Women Are Better At Multitasking. Find Out Why?
Multitasking is something that we all do at some point or the other in our lives. Watching a soft ball game along with munching on a sandwich is an example of multitasking. You are performing two tasks at the same time. Similarly, cooking something and chopping vegetables at the same time is also an example of multitasking. This property is something that is necessary for us to run our lives efficiently and in speed. If we did one task at a time then everything would be immeasurably slow.
Since the 1990s, psychologists are experimenting on the nature of multitasking as well as its limits as in to what extent is its practice possible and what is the saturation point. These studies have shown that multitasking is not essentially an ideal working condition because it requires switching off and on of our concentrations every time a shift from one task to another task is made. It has also been proved that women are better multitaskers than men. In a test designed for both men and women, where two simultaneous activities had to be performed, women scored way above their male counterparts. It was thus proved scientifically that women are better at multitasking in comparison to men.
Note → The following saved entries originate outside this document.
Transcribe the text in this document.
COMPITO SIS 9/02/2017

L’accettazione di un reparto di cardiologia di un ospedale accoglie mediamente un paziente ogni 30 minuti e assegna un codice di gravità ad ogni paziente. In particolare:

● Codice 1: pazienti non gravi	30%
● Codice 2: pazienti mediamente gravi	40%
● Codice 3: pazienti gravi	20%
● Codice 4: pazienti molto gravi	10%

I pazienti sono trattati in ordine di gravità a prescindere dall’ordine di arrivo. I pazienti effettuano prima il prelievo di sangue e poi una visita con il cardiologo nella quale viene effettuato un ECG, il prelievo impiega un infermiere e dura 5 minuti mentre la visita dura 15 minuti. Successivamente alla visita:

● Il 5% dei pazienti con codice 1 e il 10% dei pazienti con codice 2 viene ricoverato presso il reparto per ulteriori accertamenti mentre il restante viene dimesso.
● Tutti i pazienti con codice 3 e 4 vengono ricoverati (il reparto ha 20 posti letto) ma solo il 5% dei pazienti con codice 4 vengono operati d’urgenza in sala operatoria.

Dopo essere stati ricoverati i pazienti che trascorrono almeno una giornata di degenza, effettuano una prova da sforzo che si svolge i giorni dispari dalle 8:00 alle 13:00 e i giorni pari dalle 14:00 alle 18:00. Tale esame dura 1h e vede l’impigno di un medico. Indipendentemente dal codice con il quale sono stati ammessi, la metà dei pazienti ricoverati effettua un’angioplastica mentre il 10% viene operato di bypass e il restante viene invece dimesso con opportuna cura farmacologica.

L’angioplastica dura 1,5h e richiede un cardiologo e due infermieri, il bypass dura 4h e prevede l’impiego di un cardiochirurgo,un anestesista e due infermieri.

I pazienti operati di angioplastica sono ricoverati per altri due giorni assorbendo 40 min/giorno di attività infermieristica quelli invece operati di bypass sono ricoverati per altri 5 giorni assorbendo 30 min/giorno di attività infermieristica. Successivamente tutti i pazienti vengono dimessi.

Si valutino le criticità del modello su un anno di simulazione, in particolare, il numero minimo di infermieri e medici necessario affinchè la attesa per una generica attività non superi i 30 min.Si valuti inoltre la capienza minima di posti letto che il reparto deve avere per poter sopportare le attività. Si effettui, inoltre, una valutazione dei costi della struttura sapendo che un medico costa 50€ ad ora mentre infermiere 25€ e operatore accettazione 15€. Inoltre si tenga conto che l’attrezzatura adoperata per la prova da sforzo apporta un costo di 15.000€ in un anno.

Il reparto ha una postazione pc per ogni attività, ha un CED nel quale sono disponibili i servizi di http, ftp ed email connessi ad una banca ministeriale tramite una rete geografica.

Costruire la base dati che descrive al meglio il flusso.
In our everyday lives, we often see women multitasking more than men do. Our mothers and grandmothers have always multitasked more than our fathers or grandfathers. As such, women are more efficient in handling situations than are men. On top of that women are organized and thus multitasking becomes easier. On an average, women have a 40 percent more multitasking capacity than men. Working mothers have to do their household work, office work, look after their kids as well as cook and clean at all time while their husbands mostly do not equally share in their tasks. In fact, the activities that women perform during multitasking are more often labor intensive activities which, on top of everything, are very much a matter of scrutiny. Even within this pressure of criticism, women manage excellently while men, with less intensive labor and lower exposure to criticism, multitask to a meager 37.8 percent in comparison to 52.8 percent for women.